Auch sonst hat Christa Jans mit dem vielen Grün ringsherum ihre liebe Not – angefangen mit dem Laub im Herbst. 57 Säcke mit 200 Litern Fassungsvermögen bekomme sie damit jedes Jahr gefüllt. Dabei leistet ihr ein elektrischer Sauger Unterstützung, auf den jedes städtische Grünflächenamt stolz wäre. Außerdem haben sie und ihr Mann die komplette Terrassenpflasterung erneuern lassen, da diese durch die Blütenwolle im Frühling und Gerbstoffe der Blätter im Herbst „vollkommen hin“ gewesen sei, berichtet die Mönchengladbacherin. Und der Schatten, den die Bäume spenden, bewirke Pilz- und Flechtenbefall auf Steinflächen und schade unter anderem dem Rasen.

Insgesamt, so kalkulieren die Jans, hätten sie in den vergangenen 20 Jahren aufgrund der Bäume Kosten von 96.000 Euro gehabt. Was sie zusätzlich irritiert: In den vergangenen Jahren habe die Mags wiederholt Fällungen vorgenommen, deren Notwendigkeit das Paar anzweifelt – etwa an der Dahler Landwehr oder vor der evangelischen Kirche in Odenkirchen. Christa Jans hat entsprechende Presseberichte gesammelt und sagt: „Da steht man als Bürger da und hat den Mund auf.“

Auf der Fällliste der Mags steht die Hainbuche trotz der Bemühungen der Jans nicht. Das Unternehmen teilt auf Anfrage mit, dass der Baum regelmäßig kontrolliert werde.
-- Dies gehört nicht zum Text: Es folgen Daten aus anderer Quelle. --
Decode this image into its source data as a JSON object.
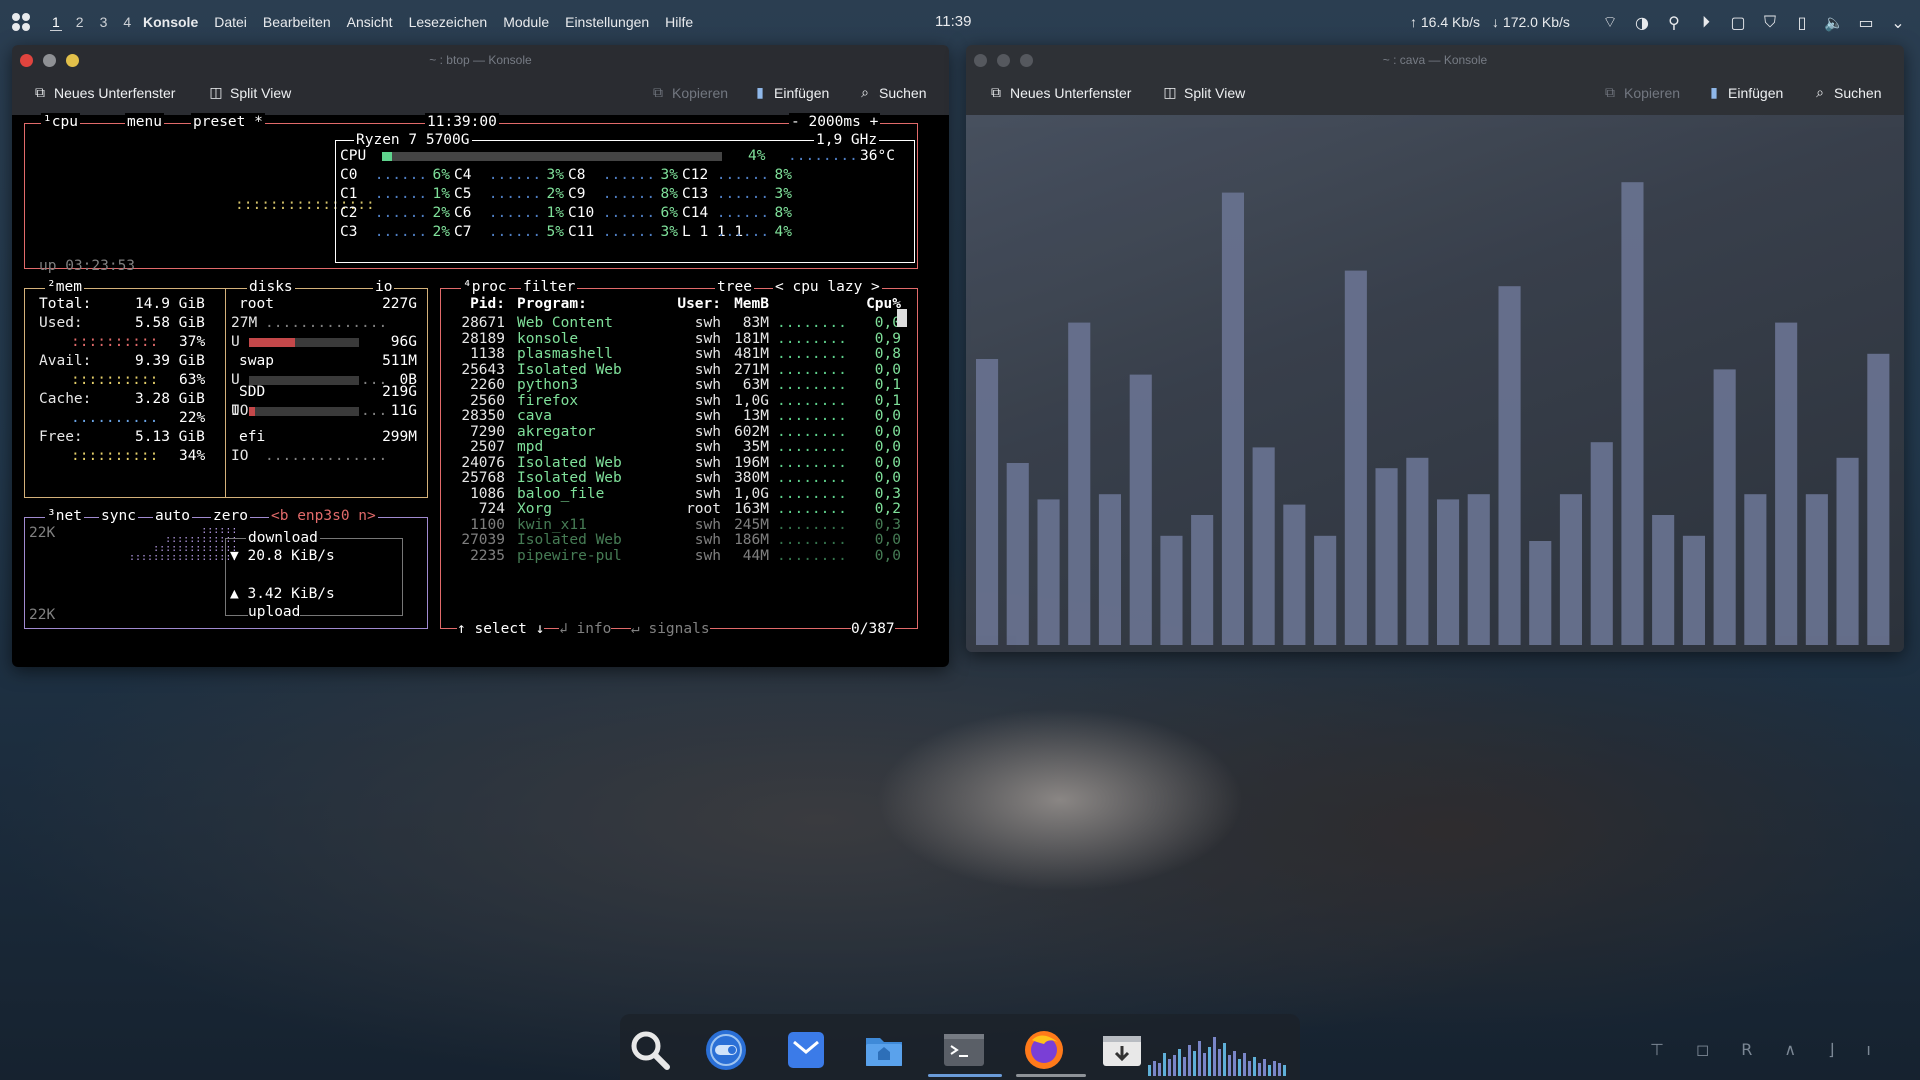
{
  "topbar": {
    "workspaces": [
      "1",
      "2",
      "3",
      "4"
    ],
    "app_name": "Konsole",
    "menu": [
      "Datei",
      "Bearbeiten",
      "Ansicht",
      "Lesezeichen",
      "Module",
      "Einstellungen",
      "Hilfe"
    ],
    "clock": "11:39",
    "net_up": "↑  16.4 Kb/s",
    "net_down": "↓ 172.0 Kb/s",
    "tray_icons": [
      "rss-icon",
      "night-mode-icon",
      "location-icon",
      "media-play-icon",
      "clipboard-icon",
      "shield-icon",
      "battery-icon",
      "volume-icon",
      "display-icon",
      "chevron-down-icon"
    ]
  },
  "btop_window": {
    "title": "~ : btop — Konsole",
    "toolbar": {
      "new_tab": "Neues Unterfenster",
      "split": "Split View",
      "copy": "Kopieren",
      "paste": "Einfügen",
      "search": "Suchen"
    },
    "cpu_box": {
      "tags": [
        "¹cpu",
        "menu",
        "preset *"
      ],
      "time": "11:39:00",
      "interval": "- 2000ms +",
      "model": "Ryzen 7 5700G",
      "freq": "1,9 GHz",
      "cpu_total": "4%",
      "temp": "36°C",
      "uptime": "up 03:23:53",
      "cores": [
        {
          "n": "C0",
          "v": "6%"
        },
        {
          "n": "C4",
          "v": "3%"
        },
        {
          "n": "C8",
          "v": "3%"
        },
        {
          "n": "C12",
          "v": "8%"
        },
        {
          "n": "C1",
          "v": "1%"
        },
        {
          "n": "C5",
          "v": "2%"
        },
        {
          "n": "C9",
          "v": "8%"
        },
        {
          "n": "C13",
          "v": "3%"
        },
        {
          "n": "C2",
          "v": "2%"
        },
        {
          "n": "C6",
          "v": "1%"
        },
        {
          "n": "C10",
          "v": "6%"
        },
        {
          "n": "C14",
          "v": "8%"
        },
        {
          "n": "C3",
          "v": "2%"
        },
        {
          "n": "C7",
          "v": "5%"
        },
        {
          "n": "C11",
          "v": "3%"
        },
        {
          "n": "L 1 1 1",
          "v": "4%"
        }
      ]
    },
    "mem_box": {
      "total_label": "Total:",
      "total": "14.9 GiB",
      "used_label": "Used:",
      "used": "5.58 GiB",
      "used_pct": "37%",
      "avail_label": "Avail:",
      "avail": "9.39 GiB",
      "avail_pct": "63%",
      "cache_label": "Cache:",
      "cache": "3.28 GiB",
      "cache_pct": "22%",
      "free_label": "Free:",
      "free": "5.13 GiB",
      "free_pct": "34%"
    },
    "disks": [
      {
        "name": "root",
        "size": "227G",
        "sub": "27M",
        "used_lbl": "U",
        "used": "96G",
        "used_frac": 0.42
      },
      {
        "name": "swap",
        "size": "511M",
        "sub": "",
        "used_lbl": "U",
        "used": "0B",
        "used_frac": 0.0
      },
      {
        "name": "SDD",
        "size": "219G",
        "sub": "IO",
        "used_lbl": "U",
        "used": "11G",
        "used_frac": 0.05
      },
      {
        "name": "efi",
        "size": "299M",
        "sub": "IO",
        "used_lbl": "",
        "used": "",
        "used_frac": 0
      }
    ],
    "net_box": {
      "tags": [
        "³net",
        "sync",
        "auto",
        "zero",
        "<b enp3s0 n>"
      ],
      "scale_top": "22K",
      "scale_bottom": "22K",
      "download_label": "download",
      "download": "▼ 20.8 KiB/s",
      "upload": "▲ 3.42 KiB/s",
      "upload_label": "upload"
    },
    "proc_box": {
      "tags": [
        "⁴proc",
        "filter",
        "tree",
        "< cpu lazy >"
      ],
      "headers": [
        "Pid:",
        "Program:",
        "User:",
        "MemB",
        "Cpu%"
      ],
      "rows": [
        [
          "28671",
          "Web Content",
          "swh",
          "83M",
          "0,0"
        ],
        [
          "28189",
          "konsole",
          "swh",
          "181M",
          "0,9"
        ],
        [
          "1138",
          "plasmashell",
          "swh",
          "481M",
          "0,8"
        ],
        [
          "25643",
          "Isolated Web",
          "swh",
          "271M",
          "0,0"
        ],
        [
          "2260",
          "python3",
          "swh",
          "63M",
          "0,1"
        ],
        [
          "2560",
          "firefox",
          "swh",
          "1,0G",
          "0,1"
        ],
        [
          "28350",
          "cava",
          "swh",
          "13M",
          "0,0"
        ],
        [
          "7290",
          "akregator",
          "swh",
          "602M",
          "0,0"
        ],
        [
          "2507",
          "mpd",
          "swh",
          "35M",
          "0,0"
        ],
        [
          "24076",
          "Isolated Web",
          "swh",
          "196M",
          "0,0"
        ],
        [
          "25768",
          "Isolated Web",
          "swh",
          "380M",
          "0,0"
        ],
        [
          "1086",
          "baloo_file",
          "swh",
          "1,0G",
          "0,3"
        ],
        [
          "724",
          "Xorg",
          "root",
          "163M",
          "0,2"
        ],
        [
          "1100",
          "kwin_x11",
          "swh",
          "245M",
          "0,3"
        ],
        [
          "27039",
          "Isolated Web",
          "swh",
          "186M",
          "0,0"
        ],
        [
          "2235",
          "pipewire-pul",
          "swh",
          "44M",
          "0,0"
        ]
      ],
      "footer_select": "↑ select ↓",
      "footer_info": "↲ info",
      "footer_signals": "↵ signals",
      "footer_count": "0/387"
    }
  },
  "cava_window": {
    "title": "~ : cava — Konsole",
    "toolbar": {
      "new_tab": "Neues Unterfenster",
      "split": "Split View",
      "copy": "Kopieren",
      "paste": "Einfügen",
      "search": "Suchen"
    },
    "bar_color": "#6a7390",
    "levels": [
      0.55,
      0.35,
      0.28,
      0.62,
      0.29,
      0.52,
      0.21,
      0.25,
      0.87,
      0.38,
      0.27,
      0.21,
      0.72,
      0.34,
      0.36,
      0.28,
      0.29,
      0.69,
      0.2,
      0.29,
      0.39,
      0.89,
      0.25,
      0.21,
      0.53,
      0.29,
      0.62,
      0.29,
      0.36,
      0.56
    ]
  },
  "dock": {
    "items": [
      "search-icon",
      "toggle-icon",
      "mail-icon",
      "files-icon",
      "terminal-icon",
      "firefox-icon",
      "downloads-icon",
      "audio-visualizer-icon"
    ],
    "visualizer": [
      0.2,
      0.3,
      0.25,
      0.5,
      0.35,
      0.45,
      0.6,
      0.4,
      0.7,
      0.55,
      0.8,
      0.5,
      0.65,
      0.9,
      0.6,
      0.75,
      0.45,
      0.55,
      0.35,
      0.5,
      0.3,
      0.4,
      0.25,
      0.35,
      0.2,
      0.3,
      0.25,
      0.2
    ]
  },
  "desktop_corner": [
    "⊤",
    "◻",
    "R",
    "∧",
    "⌋",
    "ı"
  ]
}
Weiter heißt es: „Von der Buche geht gegenwärtig keine Gefahr aus, denn der Schaden hat keine Auswirkung auf die Bruchsicherheit.“ Damit ein Baum gefällt werde, müsse er entweder abgestorben sein oder eine erhebliche Gefahr darstellen, die durch Beschnitt nicht behoben werden könnten. „Beides ist bei der Hainbuche an der Charlottenstraße nicht der Fall.“ Die Kontrollen würden fortgeführt: „Sollte sich der Baumzustand verschlechtern, werden wir weitere Maßnahmen durchführen, ggf. auch eine Fällung.“ Zudem weist die Mags darauf hin, „dass man auch bei einem gesunden Baum nicht zu 100 Prozent einen Astabbruch oder Umsturz ausschließen kann.“

Christa Jans schüttelt denn auch den Kopf, wenn man sie fragt, ob sie meint, dass der Baum in absehbarer Zeit gefällt werden wird. Dass er hingegen demnächst von selbst umkippen könnte – das hält sie für durchaus möglich.